In this context, what is to be made of the "Create/destroy" imperative of Web art? Here also, the two paths meet: (1) formal critique/revolt + (2) critique/revolt within the work — and (3) their association, permitting the work and the artist to carry this critique/revolt into the world of art and into society. Web art is therefore a "post-modern" art.
Anne-Marie Boisvert
Translation: Ron Ross
References:
John Austin, Quand dire c'est faire, Seuil, Paris, (1962), 1970 pour l'édition française.

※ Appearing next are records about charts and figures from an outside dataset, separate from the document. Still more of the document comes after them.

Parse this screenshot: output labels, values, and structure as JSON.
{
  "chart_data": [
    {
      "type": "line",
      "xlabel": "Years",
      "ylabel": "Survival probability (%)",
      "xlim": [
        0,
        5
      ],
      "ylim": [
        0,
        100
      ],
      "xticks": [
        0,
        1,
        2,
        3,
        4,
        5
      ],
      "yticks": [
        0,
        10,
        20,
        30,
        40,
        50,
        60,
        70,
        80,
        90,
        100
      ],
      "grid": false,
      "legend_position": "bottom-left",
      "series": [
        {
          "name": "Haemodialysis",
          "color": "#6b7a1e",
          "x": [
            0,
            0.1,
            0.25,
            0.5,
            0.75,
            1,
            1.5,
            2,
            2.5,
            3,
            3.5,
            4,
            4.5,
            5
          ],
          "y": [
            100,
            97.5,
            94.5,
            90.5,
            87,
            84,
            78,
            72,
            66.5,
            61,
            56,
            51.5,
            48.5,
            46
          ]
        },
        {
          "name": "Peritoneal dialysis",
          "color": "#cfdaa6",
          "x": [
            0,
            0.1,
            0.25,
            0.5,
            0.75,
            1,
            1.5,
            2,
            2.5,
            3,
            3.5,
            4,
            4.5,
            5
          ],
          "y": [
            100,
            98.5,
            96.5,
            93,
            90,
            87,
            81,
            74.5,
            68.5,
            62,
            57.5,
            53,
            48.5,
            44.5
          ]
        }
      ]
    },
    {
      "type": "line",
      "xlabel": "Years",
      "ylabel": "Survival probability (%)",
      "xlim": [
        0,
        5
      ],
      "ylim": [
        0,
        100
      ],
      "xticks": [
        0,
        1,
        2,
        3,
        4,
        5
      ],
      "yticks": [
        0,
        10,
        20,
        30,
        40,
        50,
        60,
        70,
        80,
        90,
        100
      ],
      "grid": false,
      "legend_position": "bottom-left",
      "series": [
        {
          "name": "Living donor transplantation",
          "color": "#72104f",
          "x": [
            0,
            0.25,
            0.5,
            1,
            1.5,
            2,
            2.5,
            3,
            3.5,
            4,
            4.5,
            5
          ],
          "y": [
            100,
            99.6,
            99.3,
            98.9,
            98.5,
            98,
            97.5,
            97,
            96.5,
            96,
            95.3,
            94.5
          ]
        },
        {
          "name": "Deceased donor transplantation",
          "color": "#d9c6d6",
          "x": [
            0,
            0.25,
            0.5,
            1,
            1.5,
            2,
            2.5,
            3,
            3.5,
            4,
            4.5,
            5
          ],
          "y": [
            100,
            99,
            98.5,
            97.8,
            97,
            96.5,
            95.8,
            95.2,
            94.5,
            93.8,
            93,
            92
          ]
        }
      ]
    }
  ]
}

Gilles Deleuze, Différence et répétition, PUF, Paris, 1968.
Pascal Engel, "Comprendre un langage et suivre une règle", in Philosophie, automne 1985, no 8, Éd. De Minuit, Paris, pp: 45-64.
William Gibson, Entrevue dans Hour, Education+technology Special, Hiver 2000, p:21.
Lucien Goldmann, La création culturelle dans la société moderne, Gonthier, Médiations, Paris, 1971.
Pierre Lévy, Qu'est-ce que le virtuel?, Éditions la Découverte, coll.
Sciences et société, Paris, 1995.
Guy Scarpetta, "Réflexions post-moderne", in L'Infini, printemps 1983, no 2, Éd. Denoël, Paris, pp: 119-128.
Michel Tournier, Le Vent paraclet, Gallimard,. Coll. Folio, Paris, 1977.